Researchers at Columbia University have revealed how the brain handles pleasant and nasty surprises.
The researchers have differentiated the circuitry in the brain's emotion center that processes surprise from the circuitry that processes the aversive or reward "valence" of a stimulus.
The study was carried out by a team of boffins led by C. Daniel Salzman.
"However, both pleasant and aversive stimuli can elicit arousal and attention, and their salience or intensity increases when they occur by surprise. Thus, adaptive behaviour may require that neural circuits compute both stimulus valence—or value—and intensity," they said.
The researchers concentrated their study on the amygdala, known to be the brain center that processes the emotional substance of sensory input and helps shape behavioural response to that input.
In their studies, which used monkeys, the researchers performed two types of experiments as they recorded the electrical activity of neurons in the animals' amygdala. In one experiment, they taught the monkeys to associate a pattern on a TV monitor with either the rewarding experience of a sip of water or an unpleasant puff of air to the face.

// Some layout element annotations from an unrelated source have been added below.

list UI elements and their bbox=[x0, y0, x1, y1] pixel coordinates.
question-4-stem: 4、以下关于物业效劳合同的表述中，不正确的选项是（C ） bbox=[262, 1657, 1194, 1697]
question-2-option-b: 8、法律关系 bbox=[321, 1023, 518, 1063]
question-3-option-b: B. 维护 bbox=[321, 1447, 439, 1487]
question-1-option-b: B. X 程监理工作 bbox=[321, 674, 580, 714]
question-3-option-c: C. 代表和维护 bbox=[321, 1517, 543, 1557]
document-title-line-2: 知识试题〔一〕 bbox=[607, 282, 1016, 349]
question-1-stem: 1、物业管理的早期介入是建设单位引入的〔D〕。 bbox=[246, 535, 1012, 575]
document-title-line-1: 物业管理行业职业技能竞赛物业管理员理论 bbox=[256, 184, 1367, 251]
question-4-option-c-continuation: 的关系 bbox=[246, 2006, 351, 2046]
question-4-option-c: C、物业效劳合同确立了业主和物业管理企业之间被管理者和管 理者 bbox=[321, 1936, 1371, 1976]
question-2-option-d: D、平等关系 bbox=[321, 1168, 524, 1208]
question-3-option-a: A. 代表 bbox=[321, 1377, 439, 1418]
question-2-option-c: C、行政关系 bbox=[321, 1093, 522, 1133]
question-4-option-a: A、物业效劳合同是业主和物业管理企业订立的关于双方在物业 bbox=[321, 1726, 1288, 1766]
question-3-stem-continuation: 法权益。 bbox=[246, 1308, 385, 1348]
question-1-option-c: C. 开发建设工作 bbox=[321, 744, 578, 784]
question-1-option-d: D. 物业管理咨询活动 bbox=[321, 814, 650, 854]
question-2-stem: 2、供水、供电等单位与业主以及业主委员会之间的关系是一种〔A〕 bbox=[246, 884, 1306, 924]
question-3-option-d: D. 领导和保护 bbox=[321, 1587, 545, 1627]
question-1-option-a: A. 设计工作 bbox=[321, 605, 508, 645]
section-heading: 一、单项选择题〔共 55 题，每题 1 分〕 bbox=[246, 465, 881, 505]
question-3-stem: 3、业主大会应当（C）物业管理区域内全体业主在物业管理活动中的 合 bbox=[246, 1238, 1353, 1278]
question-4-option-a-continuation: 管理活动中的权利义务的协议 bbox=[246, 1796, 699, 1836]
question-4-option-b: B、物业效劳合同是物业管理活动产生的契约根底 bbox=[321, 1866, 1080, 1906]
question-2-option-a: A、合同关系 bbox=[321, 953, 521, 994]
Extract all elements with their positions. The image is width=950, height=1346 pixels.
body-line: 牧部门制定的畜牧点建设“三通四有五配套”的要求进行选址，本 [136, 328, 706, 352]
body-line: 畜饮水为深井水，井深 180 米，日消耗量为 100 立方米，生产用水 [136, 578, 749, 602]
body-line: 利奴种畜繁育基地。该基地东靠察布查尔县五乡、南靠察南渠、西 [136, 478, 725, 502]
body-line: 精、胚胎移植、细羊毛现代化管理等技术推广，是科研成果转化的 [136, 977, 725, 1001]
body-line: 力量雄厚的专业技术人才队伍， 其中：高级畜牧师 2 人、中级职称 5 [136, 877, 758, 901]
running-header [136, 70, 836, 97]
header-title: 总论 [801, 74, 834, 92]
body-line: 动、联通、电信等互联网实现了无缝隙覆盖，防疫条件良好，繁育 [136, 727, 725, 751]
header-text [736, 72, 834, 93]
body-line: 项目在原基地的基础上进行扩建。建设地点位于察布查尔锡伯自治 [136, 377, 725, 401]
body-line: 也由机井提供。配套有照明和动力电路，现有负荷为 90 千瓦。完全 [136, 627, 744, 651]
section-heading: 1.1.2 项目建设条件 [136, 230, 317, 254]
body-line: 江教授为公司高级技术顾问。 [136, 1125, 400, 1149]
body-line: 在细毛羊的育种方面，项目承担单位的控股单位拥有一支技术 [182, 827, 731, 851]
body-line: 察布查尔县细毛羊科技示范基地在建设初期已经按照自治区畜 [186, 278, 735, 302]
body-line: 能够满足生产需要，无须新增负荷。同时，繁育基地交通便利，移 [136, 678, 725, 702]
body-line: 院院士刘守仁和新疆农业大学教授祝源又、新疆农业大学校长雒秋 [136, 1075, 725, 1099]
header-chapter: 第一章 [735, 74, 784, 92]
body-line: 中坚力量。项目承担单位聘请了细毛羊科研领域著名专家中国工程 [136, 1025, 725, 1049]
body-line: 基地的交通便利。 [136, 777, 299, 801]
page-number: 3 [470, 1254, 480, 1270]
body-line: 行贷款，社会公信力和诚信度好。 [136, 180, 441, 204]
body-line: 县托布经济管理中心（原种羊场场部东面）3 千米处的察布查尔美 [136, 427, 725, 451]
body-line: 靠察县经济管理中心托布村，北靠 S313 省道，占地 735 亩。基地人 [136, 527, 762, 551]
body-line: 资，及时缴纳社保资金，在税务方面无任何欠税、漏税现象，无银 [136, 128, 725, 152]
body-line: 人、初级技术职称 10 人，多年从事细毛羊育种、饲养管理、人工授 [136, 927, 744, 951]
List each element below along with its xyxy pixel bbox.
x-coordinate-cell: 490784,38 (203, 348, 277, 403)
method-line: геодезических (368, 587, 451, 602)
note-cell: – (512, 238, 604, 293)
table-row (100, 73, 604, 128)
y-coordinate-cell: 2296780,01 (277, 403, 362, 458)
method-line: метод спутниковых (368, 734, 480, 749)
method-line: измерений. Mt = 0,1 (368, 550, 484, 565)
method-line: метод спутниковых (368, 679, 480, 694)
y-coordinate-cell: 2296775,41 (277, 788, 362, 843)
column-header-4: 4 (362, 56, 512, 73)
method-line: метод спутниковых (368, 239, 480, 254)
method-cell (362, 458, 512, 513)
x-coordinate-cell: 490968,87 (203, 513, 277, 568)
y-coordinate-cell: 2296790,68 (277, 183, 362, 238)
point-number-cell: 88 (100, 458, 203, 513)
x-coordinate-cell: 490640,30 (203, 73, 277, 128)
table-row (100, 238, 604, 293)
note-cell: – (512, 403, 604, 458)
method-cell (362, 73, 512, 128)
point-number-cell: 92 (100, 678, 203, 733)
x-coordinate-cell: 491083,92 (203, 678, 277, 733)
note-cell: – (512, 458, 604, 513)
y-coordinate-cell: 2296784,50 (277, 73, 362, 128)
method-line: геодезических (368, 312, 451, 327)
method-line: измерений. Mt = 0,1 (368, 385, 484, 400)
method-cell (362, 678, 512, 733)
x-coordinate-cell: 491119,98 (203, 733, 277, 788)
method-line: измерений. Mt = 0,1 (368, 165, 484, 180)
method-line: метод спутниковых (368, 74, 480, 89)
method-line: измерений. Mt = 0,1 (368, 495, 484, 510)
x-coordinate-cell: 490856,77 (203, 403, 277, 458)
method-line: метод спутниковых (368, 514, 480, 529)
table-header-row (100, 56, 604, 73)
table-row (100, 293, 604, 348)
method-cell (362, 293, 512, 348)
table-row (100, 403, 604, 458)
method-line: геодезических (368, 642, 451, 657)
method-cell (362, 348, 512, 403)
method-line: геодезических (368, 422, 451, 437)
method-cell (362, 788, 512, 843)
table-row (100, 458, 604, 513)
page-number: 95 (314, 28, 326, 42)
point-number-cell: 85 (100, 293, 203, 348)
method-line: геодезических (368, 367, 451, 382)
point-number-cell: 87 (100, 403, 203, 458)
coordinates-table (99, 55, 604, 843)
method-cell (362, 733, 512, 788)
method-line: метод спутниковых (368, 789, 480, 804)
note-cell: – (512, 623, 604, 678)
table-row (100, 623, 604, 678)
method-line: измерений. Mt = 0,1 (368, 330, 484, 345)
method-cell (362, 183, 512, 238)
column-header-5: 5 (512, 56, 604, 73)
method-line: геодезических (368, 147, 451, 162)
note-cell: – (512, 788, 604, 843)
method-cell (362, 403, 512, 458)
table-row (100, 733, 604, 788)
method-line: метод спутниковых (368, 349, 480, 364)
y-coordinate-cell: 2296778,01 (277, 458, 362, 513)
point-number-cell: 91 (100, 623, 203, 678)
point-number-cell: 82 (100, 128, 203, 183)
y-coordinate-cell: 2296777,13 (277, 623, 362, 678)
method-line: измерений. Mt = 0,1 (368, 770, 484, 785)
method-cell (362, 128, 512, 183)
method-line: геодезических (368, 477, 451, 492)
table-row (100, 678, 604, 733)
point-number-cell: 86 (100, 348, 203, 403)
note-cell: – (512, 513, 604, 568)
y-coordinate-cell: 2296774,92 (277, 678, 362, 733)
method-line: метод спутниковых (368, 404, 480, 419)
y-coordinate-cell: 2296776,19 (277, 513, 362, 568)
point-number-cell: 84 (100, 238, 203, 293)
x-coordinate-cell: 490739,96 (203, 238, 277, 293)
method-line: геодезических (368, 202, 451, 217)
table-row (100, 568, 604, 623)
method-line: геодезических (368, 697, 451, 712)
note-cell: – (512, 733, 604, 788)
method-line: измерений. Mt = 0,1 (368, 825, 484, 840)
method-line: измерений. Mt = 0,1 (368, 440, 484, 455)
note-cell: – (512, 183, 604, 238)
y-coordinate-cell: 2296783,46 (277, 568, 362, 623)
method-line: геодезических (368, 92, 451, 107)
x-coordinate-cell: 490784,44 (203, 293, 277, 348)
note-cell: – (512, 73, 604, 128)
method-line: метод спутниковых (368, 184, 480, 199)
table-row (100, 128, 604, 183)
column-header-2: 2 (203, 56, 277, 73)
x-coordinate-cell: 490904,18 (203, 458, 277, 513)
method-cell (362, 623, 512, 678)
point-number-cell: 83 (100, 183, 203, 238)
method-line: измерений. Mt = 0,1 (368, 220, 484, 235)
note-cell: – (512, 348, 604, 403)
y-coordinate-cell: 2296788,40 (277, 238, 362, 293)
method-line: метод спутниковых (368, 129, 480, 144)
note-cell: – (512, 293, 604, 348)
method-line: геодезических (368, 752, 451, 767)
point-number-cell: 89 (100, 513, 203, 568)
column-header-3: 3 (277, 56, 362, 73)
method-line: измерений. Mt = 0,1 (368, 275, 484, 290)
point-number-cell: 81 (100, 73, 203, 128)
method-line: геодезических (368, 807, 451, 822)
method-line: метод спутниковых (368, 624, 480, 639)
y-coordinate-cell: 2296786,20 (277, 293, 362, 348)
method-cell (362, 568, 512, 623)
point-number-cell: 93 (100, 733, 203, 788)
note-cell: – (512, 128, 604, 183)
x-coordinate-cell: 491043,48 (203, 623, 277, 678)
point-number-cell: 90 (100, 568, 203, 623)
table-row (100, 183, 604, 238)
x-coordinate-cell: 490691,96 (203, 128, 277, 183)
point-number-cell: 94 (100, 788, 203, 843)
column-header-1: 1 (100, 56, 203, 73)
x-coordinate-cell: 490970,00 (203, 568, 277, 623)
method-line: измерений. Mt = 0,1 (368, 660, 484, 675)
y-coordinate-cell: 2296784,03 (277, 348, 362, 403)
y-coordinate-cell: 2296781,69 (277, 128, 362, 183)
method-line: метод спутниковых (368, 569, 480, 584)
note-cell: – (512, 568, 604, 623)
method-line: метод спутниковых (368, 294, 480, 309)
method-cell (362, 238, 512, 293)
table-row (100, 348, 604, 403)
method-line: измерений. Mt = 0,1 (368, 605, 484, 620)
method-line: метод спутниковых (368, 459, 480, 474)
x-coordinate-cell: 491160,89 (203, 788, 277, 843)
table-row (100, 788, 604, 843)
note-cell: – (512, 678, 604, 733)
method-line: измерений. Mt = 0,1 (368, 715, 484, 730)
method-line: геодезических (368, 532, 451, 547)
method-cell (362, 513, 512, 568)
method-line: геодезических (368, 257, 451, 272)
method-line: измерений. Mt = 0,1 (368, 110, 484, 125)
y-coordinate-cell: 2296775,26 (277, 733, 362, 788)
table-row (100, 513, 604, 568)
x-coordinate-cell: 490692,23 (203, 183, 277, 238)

The researchers measured how well the monkeys learned the association by recording how frequently the animals anticipated the water sip or the air puff by, respectively, licking the water spout or blinking.
This experiment was intended to establish whether there were specific amygdala neurons activated by rewarding or aversive stimuli. In the other experiment, the researchers surprised the monkeys by randomly delivering either the water sip or the air puff—which aimed to establish whether the amygdala harboured specific surprise-processing circuitry.
The researchers' analyses of the activity of the amygdala neurons did reveal different types of neurons. Some neurons responded to either the reward or the aversive stimulus, but not both. However, the activity of distinctly different sets of neurons was affected by expectation of either a reward or an aversive experience.
"These different neuronal populations may sub serve two sorts of processes mediated by the amygdala: those activated by surprising reinforcements of both valences—such as enhanced arousal and attention—and those that are valence-specific, such as fear or reward-seeking behaviour," wrote the researchers.
"These different types of response properties may underlie the role of the amygdala in multiple processes related to emotion, including reinforcement learning, attention, and arousal. Future work must develop experimental approaches for unravelling the complex anatomical circuitry and mechanisms by which amygdala neurons influence learning and the many emotional processes related to the valence and intensity of reinforcing stimuli," they conclude.
The study is published in the September 20, 2007 issue of the journal Neuron, published by Cell Press.